I would percieve a congruency between a worldview informed by entropy and modern liberalism, which seems to heavily favour the principles of waiting and of redistribution. Conservatism seems more in favour of an evolutionary worldview, wherever it believes that someone well off deserves what they have, or wherever it perceives a competition between groups.

It should be clear that both worldviews have some relation with the real world, that both decay and growth are happening around us constantly. I, personally, would highlight the evolutionary thesis as more hopeful, in that it imagines still greater things to come, rather than the slow decay characteristic of the entropic model. I would also point out it likely has stronger relevance for the foreseeable future, since the death of the sun, much less of the universe, remains an inordinately long way off still.

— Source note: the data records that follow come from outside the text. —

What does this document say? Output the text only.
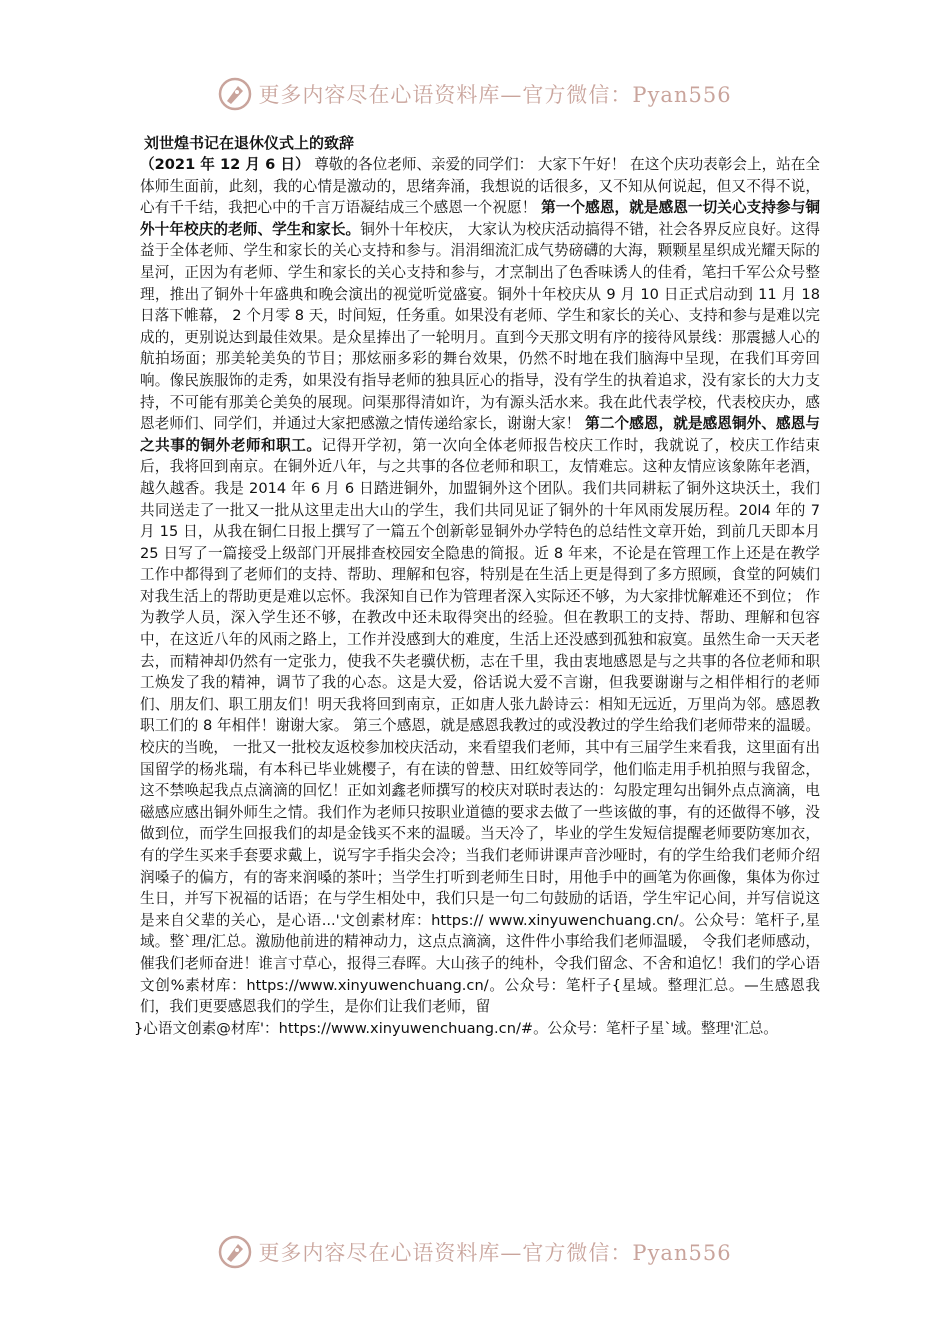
更多内容尽在心语资料库—官方微信：Pyan556

刘世煌书记在退休仪式上的致辞

（2021 年 12 月 6 日） 尊敬的各位老师、亲爱的同学们： 大家下午好！ 在这个庆功表彰会上，站在全体师生面前，此刻，我的心情是激动的，思绪奔涌，我想说的话很多，又不知从何说起，但又不得不说，心有千千结，我把心中的千言万语凝结成三个感恩一个祝愿！ 第一个感恩，就是感恩一切关心支持参与铜外十年校庆的老师、学生和家长。铜外十年校庆， 大家认为校庆活动搞得不错，社会各界反应良好。这得益于全体老师、学生和家长的关心支持和参与。涓涓细流汇成气势磅礴的大海，颗颗星星织成光耀天际的星河，正因为有老师、学生和家长的关心支持和参与，才烹制出了色香味诱人的佳肴，笔扫千军公众号整理，推出了铜外十年盛典和晚会演出的视觉听觉盛宴。铜外十年校庆从 9 月 10 日正式启动到 11 月 18 日落下帷幕， 2 个月零 8 天，时间短，任务重。如果没有老师、学生和家长的关心、支持和参与是难以完成的，更别说达到最佳效果。是众星捧出了一轮明月。直到今天那文明有序的接待风景线：那震撼人心的航拍场面；那美轮美奂的节目；那炫丽多彩的舞台效果，仍然不时地在我们脑海中呈现，在我们耳旁回响。像民族服饰的走秀，如果没有指导老师的独具匠心的指导，没有学生的执着追求，没有家长的大力支持，不可能有那美仑美奂的展现。问渠那得清如许，为有源头活水来。我在此代表学校，代表校庆办，感恩老师们、同学们，并通过大家把感激之情传递给家长，谢谢大家！ 第二个感恩，就是感恩铜外、感恩与之共事的铜外老师和职工。记得开学初，第一次向全体老师报告校庆工作时，我就说了，校庆工作结束后，我将回到南京。在铜外近八年，与之共事的各位老师和职工，友情难忘。这种友情应该象陈年老酒，越久越香。我是 2014 年 6 月 6 日踏进铜外，加盟铜外这个团队。我们共同耕耘了铜外这块沃土，我们共同送走了一批又一批从这里走出大山的学生，我们共同见证了铜外的十年风雨发展历程。20l4 年的 7 月 15 日，从我在铜仁日报上撰写了一篇五个创新彰显铜外办学特色的总结性文章开始，到前几天即本月 25 日写了一篇接受上级部门开展排查校园安全隐患的简报。近 8 年来，不论是在管理工作上还是在教学工作中都得到了老师们的支持、帮助、理解和包容，特别是在生活上更是得到了多方照顾，食堂的阿姨们对我生活上的帮助更是难以忘怀。我深知自已作为管理者深入实际还不够，为大家排忧解难还不到位； 作为教学人员，深入学生还不够，在教改中还未取得突出的经验。但在教职工的支持、帮助、理解和包容中，在这近八年的风雨之路上，工作并没感到大的难度，生活上还没感到孤独和寂寞。虽然生命一天天老去，而精神却仍然有一定张力，使我不失老骥伏枥，志在千里，我由衷地感恩是与之共事的各位老师和职工焕发了我的精神，调节了我的心态。这是大爱，俗话说大爱不言谢，但我要谢谢与之相伴相行的老师们、朋友们、职工朋友们！明天我将回到南京，正如唐人张九龄诗云：相知无远近，万里尚为邻。感恩教职工们的 8 年相伴！谢谢大家。 第三个感恩，就是感恩我教过的或没教过的学生给我们老师带来的温暖。校庆的当晚， 一批又一批校友返校参加校庆活动，来看望我们老师，其中有三届学生来看我，这里面有出国留学的杨兆瑞，有本科已毕业姚樱子，有在读的曾慧、田红姣等同学，他们临走用手机拍照与我留念，这不禁唤起我点点滴滴的回忆！正如刘鑫老师撰写的校庆对联时表达的：勾股定理勾出铜外点点滴滴，电磁感应感出铜外师生之情。我们作为老师只按职业道德的要求去做了一些该做的事，有的还做得不够，没做到位，而学生回报我们的却是金钱买不来的温暖。当天冷了，毕业的学生发短信提醒老师要防寒加衣，有的学生买来手套要求戴上，说写字手指尖会冷；当我们老师讲课声音沙哑时，有的学生给我们老师介绍润嗓子的偏方，有的寄来润嗓的茶叶；当学生打听到老师生日时，用他手中的画笔为你画像，集体为你过生日，并写下祝福的话语；在与学生相处中，我们只是一句二句鼓励的话语，学生牢记心间，并写信说这是来自父辈的关心，是心语...'文创素材库：https:// www.xinyuwenchuang.cn/。公众号：笔杆子,星域。整`理/汇总。激励他前进的精神动力，这点点滴滴，这件件小事给我们老师温暖， 令我们老师感动，催我们老师奋进！谁言寸草心，报得三春晖。大山孩子的纯朴，令我们留念、不舍和追忆！我们的学心语文创%素材库：https://www.xinyuwenchuang.cn/。公众号：笔杆子{星域。整理汇总。—生感恩我们，我们更要感恩我们的学生，是你们让我们老师，留

}心语文创素@材库'：https://www.xinyuwenchuang.cn/#。公众号：笔杆子星`域。整理'汇总。

更多内容尽在心语资料库—官方微信：Pyan556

I would therefore tend to agree with the thesis of the author, though for none of the reasons they set out to defend.

A very good article, although I think the deeper point that isn't really said explicitly is essentially how scientists (physicists in particular) are often too fond of their models and forget that they are idealizations of the real world. Whether a system really is isolated (they never are) is a serious contingency scientists often forget, but we can extend this to essentially forgetting the applicability of all hosts of accepted theory. This point of view has been called reductionism by some philosophers, and it has value in some cases but tends to overestimate the complexity of the real world.

It's important to remember that all models are approximations.

Lol. Lots of comments getting all huffy at someone daring to look at physics from a humanities perspective.

The basic idea is that the theory was worked out in a certain time and space where the social conditions were suitable to it. And that they form a feedback loop where the theory will reinforce those social conditions. It doesn't mean that the theory is somehow "wrong", or that the equations don't make useful predictions about observable systems. It really not that esoteric. Nor a threat to any of the science itself.

Really, anyone throwing up their arms in disgust at this article would do well to read up on some basic philosophy of science. Pick up an entry-level college textbook. Hell, just look up the definition of "theory" and really think about it for a few minutes.